SCOTT MAXWELL: Unlike Paul, I will not wimp out. Until proven wrong, I think it will be Auston Matthews. Much like how Connor McDavid leading the league in scoring feels like an inevitability, the same goes for Matthews with scoring goals. He’s way behind now, and it feels insurmountable, but it’s not something he hasn’t done before. At the start of December in the 2019-20 season, David Pastrnak had a nine-goal lead on Matthews with a game in hand. Pastrnak finished that season with just one more goal, but had the season not been shortened due to COVID, Matthews probably would’ve overtaken him and won the Rocket Richard by season’s end. Or there was 2021-22, where by the start November, Matthews had just one goal while Alex Ovechkin had nine. For those of you that don’t remember that year, Matthews went on to score 51 goals in 50 games at one point and won the Rocket Richard with 60 goals – five more than the closest opponent.

Along with all that, Matthews has actually been shooting really well under the hood this season, generating expected goals at the highest rate of his career so far this year, and he would probably have more goals if he didn’t have a shooting percentage nearly half his career rate and the Toronto Maple Leafs’ power play wasn’t horrendous when he was healthy. My final point is that, in the top 25 for goal scorers right now, only ONE of them is shooting lower than 15%, so it’s quite likely a lot of the players Matthews needs to catch up to will slow down at some point at the same time Matthews goes on a heater and catches up. Of course, Matthews has also had seasons where he lagged behind and never caught up, most notably in 2022-23 when he only scored 40. But until we get closer to that point, I still have faith in the best goal scorer in the league.
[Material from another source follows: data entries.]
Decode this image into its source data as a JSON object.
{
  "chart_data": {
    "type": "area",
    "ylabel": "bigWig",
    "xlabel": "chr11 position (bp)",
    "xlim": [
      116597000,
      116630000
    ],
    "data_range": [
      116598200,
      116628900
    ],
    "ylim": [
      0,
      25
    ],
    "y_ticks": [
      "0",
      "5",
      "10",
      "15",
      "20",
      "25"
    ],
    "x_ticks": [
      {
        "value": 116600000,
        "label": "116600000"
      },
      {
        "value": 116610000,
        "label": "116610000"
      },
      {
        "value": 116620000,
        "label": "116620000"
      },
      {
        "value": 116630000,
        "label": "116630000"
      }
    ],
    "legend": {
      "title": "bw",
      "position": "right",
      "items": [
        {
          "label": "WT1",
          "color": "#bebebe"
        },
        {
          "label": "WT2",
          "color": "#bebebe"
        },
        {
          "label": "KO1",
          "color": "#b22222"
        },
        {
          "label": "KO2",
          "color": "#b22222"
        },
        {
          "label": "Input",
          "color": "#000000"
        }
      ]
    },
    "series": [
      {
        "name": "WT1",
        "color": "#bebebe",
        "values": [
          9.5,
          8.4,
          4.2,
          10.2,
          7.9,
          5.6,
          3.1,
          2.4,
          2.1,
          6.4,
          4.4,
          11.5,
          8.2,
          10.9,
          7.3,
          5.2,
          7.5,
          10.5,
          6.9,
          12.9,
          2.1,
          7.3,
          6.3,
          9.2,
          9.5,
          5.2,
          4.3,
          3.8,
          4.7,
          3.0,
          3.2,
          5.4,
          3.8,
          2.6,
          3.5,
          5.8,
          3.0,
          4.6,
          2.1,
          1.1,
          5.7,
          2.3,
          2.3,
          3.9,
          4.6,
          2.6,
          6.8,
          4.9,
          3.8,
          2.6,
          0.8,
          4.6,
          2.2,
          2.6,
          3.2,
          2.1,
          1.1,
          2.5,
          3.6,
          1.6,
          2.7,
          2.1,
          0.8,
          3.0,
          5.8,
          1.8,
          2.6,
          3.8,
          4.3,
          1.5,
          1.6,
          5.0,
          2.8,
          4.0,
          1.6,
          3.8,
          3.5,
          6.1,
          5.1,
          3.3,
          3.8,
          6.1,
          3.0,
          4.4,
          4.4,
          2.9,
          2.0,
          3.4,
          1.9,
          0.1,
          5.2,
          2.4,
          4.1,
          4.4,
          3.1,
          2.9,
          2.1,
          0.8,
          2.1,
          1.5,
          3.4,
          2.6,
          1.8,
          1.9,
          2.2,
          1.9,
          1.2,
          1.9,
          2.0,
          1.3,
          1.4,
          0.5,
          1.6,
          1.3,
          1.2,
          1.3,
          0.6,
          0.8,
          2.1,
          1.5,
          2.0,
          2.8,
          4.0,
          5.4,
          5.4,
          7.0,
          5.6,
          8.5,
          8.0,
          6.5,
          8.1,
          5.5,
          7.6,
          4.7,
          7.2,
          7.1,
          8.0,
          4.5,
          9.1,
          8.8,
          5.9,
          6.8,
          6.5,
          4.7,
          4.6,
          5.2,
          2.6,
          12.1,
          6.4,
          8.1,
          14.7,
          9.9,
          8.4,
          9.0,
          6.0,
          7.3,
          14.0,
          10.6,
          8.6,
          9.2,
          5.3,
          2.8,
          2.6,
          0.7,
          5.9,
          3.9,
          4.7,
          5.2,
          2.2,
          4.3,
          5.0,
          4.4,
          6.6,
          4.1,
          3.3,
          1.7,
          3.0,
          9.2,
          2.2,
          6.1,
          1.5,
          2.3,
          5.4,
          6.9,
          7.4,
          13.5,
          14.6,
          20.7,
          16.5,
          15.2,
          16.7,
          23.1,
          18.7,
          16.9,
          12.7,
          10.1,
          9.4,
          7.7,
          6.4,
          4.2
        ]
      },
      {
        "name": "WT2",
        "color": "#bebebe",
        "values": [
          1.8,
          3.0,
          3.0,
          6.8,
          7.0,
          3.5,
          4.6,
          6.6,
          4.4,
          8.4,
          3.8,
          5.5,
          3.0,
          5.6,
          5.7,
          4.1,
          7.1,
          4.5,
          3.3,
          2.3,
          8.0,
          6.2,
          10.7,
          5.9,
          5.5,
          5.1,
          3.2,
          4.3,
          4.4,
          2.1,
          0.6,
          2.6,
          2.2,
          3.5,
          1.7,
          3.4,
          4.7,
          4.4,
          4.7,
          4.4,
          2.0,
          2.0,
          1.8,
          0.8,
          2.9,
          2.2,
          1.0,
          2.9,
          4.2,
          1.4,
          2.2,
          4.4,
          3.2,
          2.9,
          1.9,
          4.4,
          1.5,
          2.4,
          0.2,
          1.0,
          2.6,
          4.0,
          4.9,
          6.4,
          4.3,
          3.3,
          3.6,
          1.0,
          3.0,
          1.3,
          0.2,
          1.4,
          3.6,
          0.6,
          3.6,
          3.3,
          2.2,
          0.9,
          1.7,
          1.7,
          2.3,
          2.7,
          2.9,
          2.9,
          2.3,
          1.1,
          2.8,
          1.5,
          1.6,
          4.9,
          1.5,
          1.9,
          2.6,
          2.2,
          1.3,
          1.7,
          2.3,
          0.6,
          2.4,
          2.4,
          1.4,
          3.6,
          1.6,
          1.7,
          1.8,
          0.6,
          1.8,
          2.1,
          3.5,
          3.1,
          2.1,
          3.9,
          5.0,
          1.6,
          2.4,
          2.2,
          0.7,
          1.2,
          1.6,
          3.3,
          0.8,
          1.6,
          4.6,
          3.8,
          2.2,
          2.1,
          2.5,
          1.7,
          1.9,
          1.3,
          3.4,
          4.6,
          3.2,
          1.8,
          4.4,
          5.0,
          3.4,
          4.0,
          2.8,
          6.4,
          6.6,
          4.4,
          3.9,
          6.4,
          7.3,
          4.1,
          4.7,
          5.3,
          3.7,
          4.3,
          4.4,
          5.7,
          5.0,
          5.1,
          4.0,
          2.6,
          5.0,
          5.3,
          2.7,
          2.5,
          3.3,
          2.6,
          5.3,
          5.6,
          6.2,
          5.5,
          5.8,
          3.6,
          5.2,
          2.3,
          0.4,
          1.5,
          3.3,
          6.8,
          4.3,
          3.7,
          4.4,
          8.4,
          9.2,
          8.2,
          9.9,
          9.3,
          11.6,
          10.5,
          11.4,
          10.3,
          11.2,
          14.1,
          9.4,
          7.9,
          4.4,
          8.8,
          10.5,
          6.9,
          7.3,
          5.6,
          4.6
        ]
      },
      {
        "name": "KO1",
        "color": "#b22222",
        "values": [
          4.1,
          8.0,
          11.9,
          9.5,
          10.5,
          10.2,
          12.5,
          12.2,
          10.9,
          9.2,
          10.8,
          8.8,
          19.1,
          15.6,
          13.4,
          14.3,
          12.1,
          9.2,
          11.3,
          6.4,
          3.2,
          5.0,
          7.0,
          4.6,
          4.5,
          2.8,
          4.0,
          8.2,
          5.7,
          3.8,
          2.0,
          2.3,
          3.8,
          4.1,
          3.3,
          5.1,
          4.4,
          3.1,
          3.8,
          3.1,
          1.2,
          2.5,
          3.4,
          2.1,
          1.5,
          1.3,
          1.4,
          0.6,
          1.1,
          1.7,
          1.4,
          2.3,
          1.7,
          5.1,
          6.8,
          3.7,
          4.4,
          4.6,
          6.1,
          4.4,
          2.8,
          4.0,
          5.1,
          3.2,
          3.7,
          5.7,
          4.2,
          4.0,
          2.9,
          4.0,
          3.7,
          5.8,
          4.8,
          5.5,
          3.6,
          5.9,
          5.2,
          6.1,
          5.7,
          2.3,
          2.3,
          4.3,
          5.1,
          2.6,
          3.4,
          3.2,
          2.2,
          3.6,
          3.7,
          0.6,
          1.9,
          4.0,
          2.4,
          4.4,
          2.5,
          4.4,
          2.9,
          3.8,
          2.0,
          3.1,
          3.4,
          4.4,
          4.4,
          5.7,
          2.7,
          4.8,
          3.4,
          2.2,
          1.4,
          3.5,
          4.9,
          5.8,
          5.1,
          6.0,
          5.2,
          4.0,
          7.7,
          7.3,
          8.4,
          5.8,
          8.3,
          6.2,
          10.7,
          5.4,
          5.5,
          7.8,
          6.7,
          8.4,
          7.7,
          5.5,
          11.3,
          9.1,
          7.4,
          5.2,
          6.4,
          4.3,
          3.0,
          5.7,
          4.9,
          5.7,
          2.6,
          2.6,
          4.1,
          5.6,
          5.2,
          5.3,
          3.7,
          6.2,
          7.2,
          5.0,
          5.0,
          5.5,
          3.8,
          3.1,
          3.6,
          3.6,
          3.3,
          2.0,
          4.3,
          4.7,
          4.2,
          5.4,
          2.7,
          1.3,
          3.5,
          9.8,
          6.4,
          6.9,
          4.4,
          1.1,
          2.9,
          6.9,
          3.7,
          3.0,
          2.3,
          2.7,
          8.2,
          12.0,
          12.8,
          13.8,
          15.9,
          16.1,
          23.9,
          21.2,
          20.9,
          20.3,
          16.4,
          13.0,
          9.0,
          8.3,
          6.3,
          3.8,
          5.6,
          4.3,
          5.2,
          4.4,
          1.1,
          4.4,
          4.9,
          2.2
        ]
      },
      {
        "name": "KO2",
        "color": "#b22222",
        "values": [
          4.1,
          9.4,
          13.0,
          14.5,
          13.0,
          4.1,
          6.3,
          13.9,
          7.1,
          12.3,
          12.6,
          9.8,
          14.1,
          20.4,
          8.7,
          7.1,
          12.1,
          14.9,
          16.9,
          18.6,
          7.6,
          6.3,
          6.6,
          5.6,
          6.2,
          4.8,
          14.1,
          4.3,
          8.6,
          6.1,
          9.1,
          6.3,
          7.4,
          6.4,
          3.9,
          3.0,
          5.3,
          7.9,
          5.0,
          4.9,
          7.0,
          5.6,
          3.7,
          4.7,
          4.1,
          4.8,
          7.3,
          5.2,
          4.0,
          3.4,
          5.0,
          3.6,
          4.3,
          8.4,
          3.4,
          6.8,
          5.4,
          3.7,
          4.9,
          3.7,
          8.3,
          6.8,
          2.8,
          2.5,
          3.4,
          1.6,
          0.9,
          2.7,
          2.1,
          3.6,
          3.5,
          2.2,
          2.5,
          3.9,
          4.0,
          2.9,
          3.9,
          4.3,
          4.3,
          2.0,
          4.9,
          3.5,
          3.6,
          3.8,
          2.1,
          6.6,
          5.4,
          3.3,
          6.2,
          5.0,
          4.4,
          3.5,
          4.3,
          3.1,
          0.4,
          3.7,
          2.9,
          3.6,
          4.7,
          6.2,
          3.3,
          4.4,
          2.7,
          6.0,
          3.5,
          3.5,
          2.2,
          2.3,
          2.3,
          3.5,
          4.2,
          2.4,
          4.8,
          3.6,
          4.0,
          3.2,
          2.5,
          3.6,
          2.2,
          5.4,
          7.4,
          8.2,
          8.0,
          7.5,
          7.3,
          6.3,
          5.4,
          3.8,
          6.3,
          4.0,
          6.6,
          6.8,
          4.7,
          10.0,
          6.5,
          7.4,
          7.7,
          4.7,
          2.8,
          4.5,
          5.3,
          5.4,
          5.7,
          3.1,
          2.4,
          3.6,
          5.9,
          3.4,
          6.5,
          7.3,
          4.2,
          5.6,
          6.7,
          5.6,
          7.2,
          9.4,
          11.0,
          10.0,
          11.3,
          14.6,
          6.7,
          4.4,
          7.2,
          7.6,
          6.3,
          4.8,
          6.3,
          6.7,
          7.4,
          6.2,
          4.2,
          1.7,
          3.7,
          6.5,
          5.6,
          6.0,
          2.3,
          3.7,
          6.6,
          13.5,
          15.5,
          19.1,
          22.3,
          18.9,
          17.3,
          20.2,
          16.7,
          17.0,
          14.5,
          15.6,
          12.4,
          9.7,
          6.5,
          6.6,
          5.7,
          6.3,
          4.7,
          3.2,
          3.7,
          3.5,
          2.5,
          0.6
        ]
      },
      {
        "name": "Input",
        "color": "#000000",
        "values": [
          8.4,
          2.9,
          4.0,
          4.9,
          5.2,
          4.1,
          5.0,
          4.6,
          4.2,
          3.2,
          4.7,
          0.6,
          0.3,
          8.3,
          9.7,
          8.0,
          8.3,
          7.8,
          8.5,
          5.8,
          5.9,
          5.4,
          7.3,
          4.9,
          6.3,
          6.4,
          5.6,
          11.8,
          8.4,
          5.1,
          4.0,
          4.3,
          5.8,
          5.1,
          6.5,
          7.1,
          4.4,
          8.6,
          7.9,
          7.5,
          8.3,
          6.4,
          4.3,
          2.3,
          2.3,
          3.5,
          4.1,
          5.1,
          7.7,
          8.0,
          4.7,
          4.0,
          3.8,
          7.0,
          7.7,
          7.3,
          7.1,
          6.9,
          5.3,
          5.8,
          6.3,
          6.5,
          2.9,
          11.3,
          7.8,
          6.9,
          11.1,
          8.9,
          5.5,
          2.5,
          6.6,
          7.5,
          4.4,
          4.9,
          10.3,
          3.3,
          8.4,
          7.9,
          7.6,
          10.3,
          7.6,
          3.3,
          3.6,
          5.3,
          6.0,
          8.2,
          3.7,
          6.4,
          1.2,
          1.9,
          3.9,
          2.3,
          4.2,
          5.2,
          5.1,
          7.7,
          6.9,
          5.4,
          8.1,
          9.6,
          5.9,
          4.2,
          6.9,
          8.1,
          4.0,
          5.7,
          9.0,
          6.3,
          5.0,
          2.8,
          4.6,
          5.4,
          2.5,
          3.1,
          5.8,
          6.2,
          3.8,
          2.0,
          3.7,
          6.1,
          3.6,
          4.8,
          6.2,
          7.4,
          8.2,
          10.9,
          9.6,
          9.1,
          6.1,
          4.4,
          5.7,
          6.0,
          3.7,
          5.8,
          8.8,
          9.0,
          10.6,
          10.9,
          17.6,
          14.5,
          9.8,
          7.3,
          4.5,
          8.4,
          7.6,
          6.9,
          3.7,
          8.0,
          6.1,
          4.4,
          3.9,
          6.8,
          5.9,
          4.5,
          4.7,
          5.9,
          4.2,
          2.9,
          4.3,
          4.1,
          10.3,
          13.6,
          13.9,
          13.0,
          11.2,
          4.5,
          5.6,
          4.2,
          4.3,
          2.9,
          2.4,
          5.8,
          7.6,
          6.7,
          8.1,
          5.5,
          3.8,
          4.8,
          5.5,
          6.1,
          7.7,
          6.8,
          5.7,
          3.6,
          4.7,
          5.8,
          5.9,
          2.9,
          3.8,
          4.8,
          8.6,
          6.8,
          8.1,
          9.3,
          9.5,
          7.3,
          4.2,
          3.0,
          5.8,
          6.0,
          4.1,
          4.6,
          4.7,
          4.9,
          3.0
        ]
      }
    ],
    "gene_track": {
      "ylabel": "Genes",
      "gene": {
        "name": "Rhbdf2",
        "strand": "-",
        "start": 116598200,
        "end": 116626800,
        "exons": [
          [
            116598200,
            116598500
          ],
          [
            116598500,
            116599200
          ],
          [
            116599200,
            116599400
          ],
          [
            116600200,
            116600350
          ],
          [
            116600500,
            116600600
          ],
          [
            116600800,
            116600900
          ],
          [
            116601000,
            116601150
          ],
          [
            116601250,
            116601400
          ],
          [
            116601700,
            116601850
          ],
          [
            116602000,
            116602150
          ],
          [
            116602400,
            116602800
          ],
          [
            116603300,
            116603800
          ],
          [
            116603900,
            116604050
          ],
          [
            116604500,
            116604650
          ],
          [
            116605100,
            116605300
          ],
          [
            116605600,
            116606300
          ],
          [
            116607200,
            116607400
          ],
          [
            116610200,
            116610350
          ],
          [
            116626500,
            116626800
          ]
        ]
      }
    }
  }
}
ANTHONY DI MARCO: Sam Reinhart is my choice. He busted onto the scene last season and has picked up right where he left off. The Florida Panthers are once again the beast of the East and Reinhart is the focal point of the team’s offense. It’s hard not to give Reinhart his flowers as one of the league premier snipers after the recent run he has been on.

FRANK SERAVALLI: All of these are good choices, but I’m surprised that no one picked Kirill Kaprizov. He’s been electric this season and has proven that he can score consistently. He netted 47 goals in his first full season in the league, followed that up with 40 and 46 goals. Demonstrated ability? Check. More support from the Wild forwards this season? Check. And potential for more? Definitely. After a couple more ‘quiet’ seasons by his standard over the last two years, I think he’s still only really scratching the surface in the NHL and I think he has the most upside of anyone on this list outside of Rantanen to pop off and take home the Rocket.